There is much strength to Natural Law theory, such as the fact it offers a universal moral code which is accessible for all people, anywhere and any religion. Furthermore, Natural Law theory is also flexible, enabling it to be applied anywhere and in most situations for differing cultures. Another positive aspect of Natural Law theory is that it supports human rights, through the primary precept ‘Defend the innocent’, which many people will consider an important role for Natural law followers, as it benefits humanity. As Aquinas combined his faith with his reasoning, Natural Law is very easy for religious people to follow, because they will not have to abandon any beliefs in order to accommodate Natural Law theory in their lives. The final positive aspect is that Natural Law theory helps people reach their “Telos” – also known as end result. Through the concept of reasoning, Natural law will help Thomist’s complete Gods plan, and for Atheist’s help them lead a good moral life.
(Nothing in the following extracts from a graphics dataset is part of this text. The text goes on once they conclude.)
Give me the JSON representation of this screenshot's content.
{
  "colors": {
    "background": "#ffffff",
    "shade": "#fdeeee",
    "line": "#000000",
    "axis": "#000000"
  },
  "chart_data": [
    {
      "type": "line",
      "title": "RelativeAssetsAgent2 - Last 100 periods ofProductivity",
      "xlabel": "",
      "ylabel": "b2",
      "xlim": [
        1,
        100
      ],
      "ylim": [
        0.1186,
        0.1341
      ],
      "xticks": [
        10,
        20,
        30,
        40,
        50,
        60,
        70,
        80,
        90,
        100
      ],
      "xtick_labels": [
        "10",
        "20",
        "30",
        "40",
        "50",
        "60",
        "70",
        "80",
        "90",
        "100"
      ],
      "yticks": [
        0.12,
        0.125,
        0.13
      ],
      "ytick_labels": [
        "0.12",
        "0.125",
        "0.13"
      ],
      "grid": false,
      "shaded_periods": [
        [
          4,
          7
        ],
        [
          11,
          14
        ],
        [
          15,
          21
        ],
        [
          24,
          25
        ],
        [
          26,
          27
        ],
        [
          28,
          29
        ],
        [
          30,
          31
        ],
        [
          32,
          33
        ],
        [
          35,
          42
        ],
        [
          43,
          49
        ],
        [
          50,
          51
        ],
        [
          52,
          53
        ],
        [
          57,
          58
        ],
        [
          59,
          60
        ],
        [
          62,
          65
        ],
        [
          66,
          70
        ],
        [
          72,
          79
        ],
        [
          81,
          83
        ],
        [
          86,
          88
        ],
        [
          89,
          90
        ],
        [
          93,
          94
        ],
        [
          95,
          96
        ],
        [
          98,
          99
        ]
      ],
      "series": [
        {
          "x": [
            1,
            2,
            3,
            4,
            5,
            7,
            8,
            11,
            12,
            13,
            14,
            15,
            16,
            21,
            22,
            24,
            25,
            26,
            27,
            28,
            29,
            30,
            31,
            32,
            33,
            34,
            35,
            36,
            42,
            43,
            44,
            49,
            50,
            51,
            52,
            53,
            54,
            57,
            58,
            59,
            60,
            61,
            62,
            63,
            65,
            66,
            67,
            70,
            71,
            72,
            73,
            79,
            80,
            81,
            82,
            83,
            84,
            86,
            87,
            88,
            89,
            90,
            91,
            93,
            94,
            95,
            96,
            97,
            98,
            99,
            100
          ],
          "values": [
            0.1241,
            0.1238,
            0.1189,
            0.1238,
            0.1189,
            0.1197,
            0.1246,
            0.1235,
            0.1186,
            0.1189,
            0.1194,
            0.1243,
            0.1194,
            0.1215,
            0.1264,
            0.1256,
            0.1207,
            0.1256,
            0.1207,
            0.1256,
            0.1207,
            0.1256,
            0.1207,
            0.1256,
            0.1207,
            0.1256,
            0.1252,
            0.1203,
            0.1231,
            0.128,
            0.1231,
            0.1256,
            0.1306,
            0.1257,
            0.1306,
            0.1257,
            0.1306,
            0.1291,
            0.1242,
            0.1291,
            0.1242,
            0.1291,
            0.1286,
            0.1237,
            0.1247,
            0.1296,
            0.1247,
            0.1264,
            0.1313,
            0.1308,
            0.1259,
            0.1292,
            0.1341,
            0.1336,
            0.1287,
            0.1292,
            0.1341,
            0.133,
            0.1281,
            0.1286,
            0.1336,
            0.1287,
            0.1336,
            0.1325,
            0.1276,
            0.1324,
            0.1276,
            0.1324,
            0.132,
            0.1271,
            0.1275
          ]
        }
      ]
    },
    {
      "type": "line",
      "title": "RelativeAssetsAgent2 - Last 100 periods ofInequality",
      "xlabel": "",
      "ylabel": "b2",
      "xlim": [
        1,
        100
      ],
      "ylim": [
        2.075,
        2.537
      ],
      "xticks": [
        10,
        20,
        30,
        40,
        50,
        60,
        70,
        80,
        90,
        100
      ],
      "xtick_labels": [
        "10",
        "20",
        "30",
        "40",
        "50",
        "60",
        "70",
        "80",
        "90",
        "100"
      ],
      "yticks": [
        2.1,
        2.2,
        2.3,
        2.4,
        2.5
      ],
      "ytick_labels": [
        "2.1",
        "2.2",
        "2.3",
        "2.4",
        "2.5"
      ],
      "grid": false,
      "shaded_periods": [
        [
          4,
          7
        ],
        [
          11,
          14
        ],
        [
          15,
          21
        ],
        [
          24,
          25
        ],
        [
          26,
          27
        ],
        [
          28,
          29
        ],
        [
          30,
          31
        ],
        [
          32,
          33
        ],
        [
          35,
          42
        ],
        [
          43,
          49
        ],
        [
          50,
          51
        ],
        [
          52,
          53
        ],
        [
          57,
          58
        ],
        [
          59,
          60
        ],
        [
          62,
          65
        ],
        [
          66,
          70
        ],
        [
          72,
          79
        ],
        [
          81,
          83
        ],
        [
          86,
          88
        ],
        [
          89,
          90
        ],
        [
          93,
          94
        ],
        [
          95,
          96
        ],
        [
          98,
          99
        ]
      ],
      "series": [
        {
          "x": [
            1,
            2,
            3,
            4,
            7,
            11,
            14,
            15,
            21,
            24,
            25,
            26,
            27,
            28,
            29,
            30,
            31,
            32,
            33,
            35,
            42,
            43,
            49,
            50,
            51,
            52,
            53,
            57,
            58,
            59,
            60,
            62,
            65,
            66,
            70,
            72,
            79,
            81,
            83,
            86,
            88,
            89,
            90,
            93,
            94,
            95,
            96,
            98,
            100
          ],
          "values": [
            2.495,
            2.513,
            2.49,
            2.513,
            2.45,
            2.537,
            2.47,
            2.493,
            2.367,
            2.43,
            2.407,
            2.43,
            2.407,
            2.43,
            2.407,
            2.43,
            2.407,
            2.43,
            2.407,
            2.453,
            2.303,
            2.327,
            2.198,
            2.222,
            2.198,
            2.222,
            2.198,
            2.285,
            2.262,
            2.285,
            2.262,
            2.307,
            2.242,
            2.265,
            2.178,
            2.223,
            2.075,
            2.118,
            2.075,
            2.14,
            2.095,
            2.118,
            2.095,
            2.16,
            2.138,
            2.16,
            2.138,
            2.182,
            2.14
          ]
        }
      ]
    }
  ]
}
There have also been many criticisms of Natural Law theory, such as the argument put forward by Kai Neilson that all humans are not born with a basic moral nature and this varies across cultures, and differing societies. Another weakness associated with the Natural Law Theory, by some critics, is that it is very difficult to apply the basic precepts to a very complicated situation, as it can be hard to judge what precept is applicable. It is also assumed that the reasoning that humans have is the right things to do; therefore it can be difficult to know what to do when opinions conflict, as either party could be morally correct. Finally, it is debatable whether humans are actually in fact motivated by reason, as many humans do not consciously think through all the options before they complete actions.

Therefore it would be arguable as to whether people who do reason are always moral. In conclusion, Natural Law theory is absolute, deontological and teleological. The main concept is that humans should aim to reach eudaimonia, by following moral rules, and Gods plan, which we know through human reasoning. Eudaimonia may mean different things to individuals dependent upon their religion or culture. Natural Law is followed both by religious people, as well as atheists. There are many strengths to Natural Law such as its universal application that can enable people to reach their ‘telos’ but equally there are valid criticisms centred upon the difficulty of determining the right course of actions in complex situations.